If crude oil prices stabilize quickly, NSE Nifty 50 could potentially rise and help investors pocket around 15% in the current year 2022, said George Heber Joseph, CEO and CIO, ITI Mutual Fund, in an interview with Kshitij Bhargava of FinancialExpress.com. Joseph spoke about the impact rising crude oil prices could have on India and named pockets where he spots opportunities for investors. Speaking of new era internet companies, George Heber said the sector is an “obvious avoidance” for him even now as valuations have been slashed and stocks are down from highs. Here are the edited excerpts.
Rising crude oil prices have been a concern. What impact do you think this could have on Dalal Street if oil stays above $100 a barrel?
Rising oil prices are putting pressure on input costs for most funds. India is an oil-strapped country and every $10 increase in crude oil price per barrel adds up to Rs 20,000 crore deficit. Thus, the increase in the budget deficit and the current account exposes the currency to the risk of rapid depreciation against the USD, even if RBI has managed the volatility quite well. Moreover, India’s growth story is also derailed because rising crude oil price is negatively affecting the revenue and cost of many domestic companies.
Where do you see Sensex and Nifty by the end of 2022?
We believe that the Nifty index has the potential to generate a return of around 15% in this calendar year, provided the price of crude oil stabilizes more quickly and, therefore, positive returns in the second half of the year. ‘calendar year.
In the recent Russian-Ukrainian crisis, do you see any pockets of opportunity for investors?
We firmly believe that energy prices may be higher for a few more quarters. This means that in the short to medium term, the beneficiaries of the price of oil such as commodities – oil and gas, coal and lignite companies will benefit, as well as the beneficiaries of the depreciation of the INR such as the computers and pharmaceuticals. If you think a bit long-term, the beneficiaries of India’s growth stories that are battered due to high oil prices and rising interest rate scenarios need to be bought – the sectors related to automotive, banking and infrastructure become a long-term buy from this perspective.
New age internet businesses have dropped drastically now. Are there any big names such as Zomato, Paytm, Nykaa that you are looking to buy now?
We’ve seen countless times if a big IPO happens in a sector or if a lot of IPOs happen in a sector, that sector goes into a super valuation pattern, which isn’t worth the difficult for a value investor. This is the segment of the market that has experienced a real valuation foam due to the accentuation of the activities of retail investors and the support of valuation by investment bankers. Some correction has occurred, but there is room for a massive correction from current levels. Unfortunately, business models are not yet proven with adequate cash flow to support their growth or survival. So, for us, this segment of the market is clearly to be avoided, even now.

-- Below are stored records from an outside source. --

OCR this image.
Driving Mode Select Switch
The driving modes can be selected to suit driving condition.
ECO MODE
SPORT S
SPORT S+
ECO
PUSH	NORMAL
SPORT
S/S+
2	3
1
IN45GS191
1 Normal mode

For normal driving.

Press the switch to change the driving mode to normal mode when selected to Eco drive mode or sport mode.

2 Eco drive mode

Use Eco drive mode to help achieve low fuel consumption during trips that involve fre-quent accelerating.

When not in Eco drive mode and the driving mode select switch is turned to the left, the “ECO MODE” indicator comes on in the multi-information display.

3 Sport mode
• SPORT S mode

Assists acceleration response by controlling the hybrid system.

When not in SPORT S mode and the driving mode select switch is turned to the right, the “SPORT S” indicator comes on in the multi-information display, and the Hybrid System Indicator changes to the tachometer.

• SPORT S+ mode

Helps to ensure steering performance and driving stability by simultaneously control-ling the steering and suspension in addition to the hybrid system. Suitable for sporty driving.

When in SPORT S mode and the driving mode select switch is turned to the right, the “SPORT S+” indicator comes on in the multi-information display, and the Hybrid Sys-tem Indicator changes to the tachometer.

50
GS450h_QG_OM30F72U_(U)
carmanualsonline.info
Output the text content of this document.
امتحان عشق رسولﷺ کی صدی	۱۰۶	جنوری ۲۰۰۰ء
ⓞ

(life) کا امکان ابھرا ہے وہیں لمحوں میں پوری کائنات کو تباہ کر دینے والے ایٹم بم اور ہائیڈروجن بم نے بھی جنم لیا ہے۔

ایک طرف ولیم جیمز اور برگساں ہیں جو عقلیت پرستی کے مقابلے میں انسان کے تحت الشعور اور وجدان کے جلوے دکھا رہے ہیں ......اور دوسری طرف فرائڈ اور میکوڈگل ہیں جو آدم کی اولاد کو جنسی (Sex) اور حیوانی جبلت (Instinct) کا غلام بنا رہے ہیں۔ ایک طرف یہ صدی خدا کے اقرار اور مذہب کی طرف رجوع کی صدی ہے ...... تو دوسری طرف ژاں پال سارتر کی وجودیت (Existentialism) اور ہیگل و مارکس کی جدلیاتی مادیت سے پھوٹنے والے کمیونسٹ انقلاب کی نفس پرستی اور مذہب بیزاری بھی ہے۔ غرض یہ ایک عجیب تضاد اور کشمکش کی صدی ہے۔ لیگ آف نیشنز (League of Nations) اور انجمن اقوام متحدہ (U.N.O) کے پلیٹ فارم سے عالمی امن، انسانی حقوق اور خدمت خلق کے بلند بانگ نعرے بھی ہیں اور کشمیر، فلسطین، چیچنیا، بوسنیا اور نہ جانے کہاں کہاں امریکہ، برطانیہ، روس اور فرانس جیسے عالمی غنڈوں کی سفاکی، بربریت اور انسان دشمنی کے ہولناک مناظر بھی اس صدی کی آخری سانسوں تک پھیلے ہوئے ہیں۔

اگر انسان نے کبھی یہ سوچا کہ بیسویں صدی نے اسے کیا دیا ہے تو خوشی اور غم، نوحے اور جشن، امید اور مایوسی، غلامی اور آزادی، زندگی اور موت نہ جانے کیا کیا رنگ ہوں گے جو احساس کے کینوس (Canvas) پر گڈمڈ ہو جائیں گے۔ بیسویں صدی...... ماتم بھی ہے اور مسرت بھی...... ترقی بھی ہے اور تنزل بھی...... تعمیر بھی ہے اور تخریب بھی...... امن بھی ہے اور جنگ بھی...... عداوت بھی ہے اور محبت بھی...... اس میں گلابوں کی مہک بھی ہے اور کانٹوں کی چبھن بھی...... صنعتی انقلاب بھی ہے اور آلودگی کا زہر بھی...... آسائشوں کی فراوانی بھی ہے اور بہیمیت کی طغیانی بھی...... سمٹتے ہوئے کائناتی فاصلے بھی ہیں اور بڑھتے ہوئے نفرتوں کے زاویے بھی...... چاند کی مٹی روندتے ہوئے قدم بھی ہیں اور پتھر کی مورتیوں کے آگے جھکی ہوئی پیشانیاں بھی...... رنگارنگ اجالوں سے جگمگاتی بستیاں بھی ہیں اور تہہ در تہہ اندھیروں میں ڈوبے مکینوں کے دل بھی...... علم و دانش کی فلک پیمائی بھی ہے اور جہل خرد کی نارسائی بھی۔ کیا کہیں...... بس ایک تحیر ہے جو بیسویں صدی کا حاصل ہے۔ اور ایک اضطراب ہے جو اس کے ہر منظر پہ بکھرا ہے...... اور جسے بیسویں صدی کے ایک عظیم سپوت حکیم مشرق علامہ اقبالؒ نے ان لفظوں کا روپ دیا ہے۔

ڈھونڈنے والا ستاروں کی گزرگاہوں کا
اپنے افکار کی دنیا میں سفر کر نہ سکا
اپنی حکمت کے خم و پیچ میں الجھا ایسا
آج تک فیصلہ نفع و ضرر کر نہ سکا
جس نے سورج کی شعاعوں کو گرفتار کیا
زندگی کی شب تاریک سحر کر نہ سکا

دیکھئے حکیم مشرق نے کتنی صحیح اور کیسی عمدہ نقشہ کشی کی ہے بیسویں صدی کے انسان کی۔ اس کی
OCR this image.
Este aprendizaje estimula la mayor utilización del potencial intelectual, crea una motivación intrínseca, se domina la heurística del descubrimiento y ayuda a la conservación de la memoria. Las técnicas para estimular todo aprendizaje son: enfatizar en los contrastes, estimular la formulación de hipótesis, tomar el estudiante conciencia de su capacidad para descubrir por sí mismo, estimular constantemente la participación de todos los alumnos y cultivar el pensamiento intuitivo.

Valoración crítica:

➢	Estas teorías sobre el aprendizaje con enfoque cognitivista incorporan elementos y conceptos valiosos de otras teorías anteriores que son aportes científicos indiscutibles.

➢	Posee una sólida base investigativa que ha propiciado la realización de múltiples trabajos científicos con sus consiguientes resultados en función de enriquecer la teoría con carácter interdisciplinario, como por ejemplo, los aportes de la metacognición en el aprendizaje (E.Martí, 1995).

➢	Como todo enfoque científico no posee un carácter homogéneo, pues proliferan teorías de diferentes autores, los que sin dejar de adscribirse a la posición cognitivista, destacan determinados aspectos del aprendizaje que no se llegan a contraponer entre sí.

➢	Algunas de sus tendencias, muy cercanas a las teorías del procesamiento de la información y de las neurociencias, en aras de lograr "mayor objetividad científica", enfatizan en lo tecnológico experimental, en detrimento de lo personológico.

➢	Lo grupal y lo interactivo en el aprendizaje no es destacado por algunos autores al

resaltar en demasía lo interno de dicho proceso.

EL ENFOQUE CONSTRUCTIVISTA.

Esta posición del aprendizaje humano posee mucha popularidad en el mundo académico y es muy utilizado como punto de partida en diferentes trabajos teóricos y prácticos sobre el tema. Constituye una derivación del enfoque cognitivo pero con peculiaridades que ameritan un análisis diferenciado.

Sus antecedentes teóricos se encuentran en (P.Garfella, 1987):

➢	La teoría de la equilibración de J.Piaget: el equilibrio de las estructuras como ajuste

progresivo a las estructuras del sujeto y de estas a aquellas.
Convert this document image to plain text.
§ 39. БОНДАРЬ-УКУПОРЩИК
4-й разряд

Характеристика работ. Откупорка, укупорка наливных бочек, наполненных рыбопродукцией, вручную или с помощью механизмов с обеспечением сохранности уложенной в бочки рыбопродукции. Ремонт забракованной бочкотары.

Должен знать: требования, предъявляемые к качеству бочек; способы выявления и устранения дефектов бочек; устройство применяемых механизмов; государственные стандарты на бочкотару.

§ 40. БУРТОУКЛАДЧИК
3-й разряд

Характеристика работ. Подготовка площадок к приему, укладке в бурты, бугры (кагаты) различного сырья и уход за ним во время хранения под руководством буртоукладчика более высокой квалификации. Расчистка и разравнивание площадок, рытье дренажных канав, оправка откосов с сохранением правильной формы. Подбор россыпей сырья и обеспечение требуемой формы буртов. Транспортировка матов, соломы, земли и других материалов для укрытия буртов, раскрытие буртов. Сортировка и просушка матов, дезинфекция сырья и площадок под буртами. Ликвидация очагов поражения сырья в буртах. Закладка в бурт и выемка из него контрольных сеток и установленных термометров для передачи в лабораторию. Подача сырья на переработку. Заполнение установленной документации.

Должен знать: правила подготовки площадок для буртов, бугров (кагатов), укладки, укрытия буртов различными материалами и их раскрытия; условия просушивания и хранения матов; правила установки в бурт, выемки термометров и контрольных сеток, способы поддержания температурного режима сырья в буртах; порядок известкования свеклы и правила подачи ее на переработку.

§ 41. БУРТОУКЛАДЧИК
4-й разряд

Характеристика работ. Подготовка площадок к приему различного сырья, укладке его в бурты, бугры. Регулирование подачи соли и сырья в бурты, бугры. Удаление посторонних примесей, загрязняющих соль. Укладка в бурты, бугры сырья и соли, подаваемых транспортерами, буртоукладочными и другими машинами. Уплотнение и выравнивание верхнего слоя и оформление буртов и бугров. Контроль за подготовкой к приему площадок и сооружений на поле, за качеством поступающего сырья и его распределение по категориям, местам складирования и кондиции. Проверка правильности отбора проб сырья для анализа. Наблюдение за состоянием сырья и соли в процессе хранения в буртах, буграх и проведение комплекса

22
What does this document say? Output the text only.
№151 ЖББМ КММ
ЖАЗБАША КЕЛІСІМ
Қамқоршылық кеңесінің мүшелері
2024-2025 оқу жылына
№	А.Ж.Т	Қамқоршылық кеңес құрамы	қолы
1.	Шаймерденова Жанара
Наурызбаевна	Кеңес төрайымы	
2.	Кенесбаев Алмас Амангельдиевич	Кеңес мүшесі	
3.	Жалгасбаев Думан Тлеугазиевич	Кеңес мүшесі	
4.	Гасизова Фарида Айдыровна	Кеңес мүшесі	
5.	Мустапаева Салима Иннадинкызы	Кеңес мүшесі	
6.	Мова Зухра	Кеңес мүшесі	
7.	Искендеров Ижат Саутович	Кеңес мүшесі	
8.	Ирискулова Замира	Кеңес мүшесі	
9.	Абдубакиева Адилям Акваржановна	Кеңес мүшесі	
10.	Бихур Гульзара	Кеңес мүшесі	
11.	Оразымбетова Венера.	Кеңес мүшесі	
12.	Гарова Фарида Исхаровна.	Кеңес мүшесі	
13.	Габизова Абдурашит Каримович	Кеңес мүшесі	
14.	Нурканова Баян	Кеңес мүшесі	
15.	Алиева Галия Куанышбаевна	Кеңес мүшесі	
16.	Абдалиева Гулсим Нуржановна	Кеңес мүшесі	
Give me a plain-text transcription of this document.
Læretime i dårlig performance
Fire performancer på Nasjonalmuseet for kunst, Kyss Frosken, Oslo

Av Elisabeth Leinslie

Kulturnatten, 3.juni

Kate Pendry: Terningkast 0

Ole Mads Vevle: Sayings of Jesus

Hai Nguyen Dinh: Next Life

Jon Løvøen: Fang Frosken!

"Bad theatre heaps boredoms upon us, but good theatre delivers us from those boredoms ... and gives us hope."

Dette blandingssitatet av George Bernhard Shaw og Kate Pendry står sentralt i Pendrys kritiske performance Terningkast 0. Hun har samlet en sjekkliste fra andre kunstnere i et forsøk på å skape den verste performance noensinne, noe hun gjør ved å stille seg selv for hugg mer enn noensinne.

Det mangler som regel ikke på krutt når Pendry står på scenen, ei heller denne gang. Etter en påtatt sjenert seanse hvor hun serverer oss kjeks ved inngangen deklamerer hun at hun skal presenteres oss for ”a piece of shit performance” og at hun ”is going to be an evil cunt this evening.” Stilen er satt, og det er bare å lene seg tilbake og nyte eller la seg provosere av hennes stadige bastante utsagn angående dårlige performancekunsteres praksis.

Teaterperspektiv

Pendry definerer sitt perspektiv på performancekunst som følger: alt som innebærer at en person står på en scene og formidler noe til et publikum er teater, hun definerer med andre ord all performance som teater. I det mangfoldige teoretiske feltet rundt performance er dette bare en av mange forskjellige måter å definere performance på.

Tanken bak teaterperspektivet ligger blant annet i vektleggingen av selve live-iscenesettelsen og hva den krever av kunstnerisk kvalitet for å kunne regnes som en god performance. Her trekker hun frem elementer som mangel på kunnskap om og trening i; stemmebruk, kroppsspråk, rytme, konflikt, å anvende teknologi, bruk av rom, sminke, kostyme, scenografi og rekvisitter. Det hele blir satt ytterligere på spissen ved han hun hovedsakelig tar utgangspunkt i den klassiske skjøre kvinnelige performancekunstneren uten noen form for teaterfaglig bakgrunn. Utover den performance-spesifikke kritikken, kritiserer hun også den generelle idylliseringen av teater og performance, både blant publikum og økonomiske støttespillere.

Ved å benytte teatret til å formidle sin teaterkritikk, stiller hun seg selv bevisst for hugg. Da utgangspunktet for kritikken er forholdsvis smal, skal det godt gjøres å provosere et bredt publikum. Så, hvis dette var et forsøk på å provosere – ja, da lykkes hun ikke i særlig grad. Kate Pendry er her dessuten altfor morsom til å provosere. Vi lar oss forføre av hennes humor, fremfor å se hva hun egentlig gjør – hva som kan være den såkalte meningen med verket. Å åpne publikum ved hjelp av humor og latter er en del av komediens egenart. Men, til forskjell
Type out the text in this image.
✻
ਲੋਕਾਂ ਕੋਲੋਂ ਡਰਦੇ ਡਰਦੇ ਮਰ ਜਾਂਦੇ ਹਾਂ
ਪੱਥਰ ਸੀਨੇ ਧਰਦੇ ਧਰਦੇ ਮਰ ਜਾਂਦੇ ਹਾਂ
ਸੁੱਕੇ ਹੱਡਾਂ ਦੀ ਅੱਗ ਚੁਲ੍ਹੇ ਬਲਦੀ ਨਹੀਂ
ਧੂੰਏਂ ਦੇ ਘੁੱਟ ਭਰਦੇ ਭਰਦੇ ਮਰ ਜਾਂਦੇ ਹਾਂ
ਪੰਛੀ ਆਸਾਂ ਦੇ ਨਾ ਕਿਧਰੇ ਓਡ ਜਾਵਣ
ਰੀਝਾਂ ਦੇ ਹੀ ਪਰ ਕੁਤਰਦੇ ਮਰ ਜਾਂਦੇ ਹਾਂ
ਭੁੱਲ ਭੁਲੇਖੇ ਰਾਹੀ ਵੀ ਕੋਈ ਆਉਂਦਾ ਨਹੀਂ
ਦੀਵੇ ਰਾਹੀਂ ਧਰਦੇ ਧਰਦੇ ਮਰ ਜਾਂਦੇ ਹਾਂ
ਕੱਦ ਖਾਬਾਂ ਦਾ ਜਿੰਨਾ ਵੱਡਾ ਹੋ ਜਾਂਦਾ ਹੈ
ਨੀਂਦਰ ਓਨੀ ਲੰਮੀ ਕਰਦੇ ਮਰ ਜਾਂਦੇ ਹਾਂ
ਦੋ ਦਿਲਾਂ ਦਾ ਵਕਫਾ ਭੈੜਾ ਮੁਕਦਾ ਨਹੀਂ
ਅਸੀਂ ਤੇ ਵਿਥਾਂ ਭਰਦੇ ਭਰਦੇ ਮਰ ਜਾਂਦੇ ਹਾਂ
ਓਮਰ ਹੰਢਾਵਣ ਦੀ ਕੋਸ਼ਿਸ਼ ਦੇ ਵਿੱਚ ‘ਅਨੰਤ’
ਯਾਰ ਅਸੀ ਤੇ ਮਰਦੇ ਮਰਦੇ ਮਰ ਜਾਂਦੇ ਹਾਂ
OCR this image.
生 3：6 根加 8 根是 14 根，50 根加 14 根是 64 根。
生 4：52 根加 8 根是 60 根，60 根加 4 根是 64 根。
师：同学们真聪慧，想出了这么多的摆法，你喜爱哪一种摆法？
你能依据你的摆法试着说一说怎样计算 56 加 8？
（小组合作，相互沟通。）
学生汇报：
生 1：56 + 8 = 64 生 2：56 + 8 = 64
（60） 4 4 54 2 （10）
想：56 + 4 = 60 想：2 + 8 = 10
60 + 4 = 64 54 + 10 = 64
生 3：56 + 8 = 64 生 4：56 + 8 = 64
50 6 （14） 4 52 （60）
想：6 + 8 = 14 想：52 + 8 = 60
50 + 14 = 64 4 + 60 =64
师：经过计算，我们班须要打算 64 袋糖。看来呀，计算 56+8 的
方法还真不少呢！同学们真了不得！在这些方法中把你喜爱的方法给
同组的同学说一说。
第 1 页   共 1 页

Indian stock markets appear to have fallen out of favor with FIIs. What do you think it takes to bring them back?
Softening of crude oil prices and hence control of fiscal and trade deficit would be the immediate triggers that can alter FII flows to India. The central government’s reform program is to result in the privatization of some of the PSU entities; Moreover, if India is added to global bond indices, these can act as strong positive factors that would attract FII interest in India. Ultimately, India is the best growth market in the entire EM pack with a stable government in place with strong winds of population growth, so sooner or later FIIs have to look to India when they plan to grow their capital at a reasonable rate.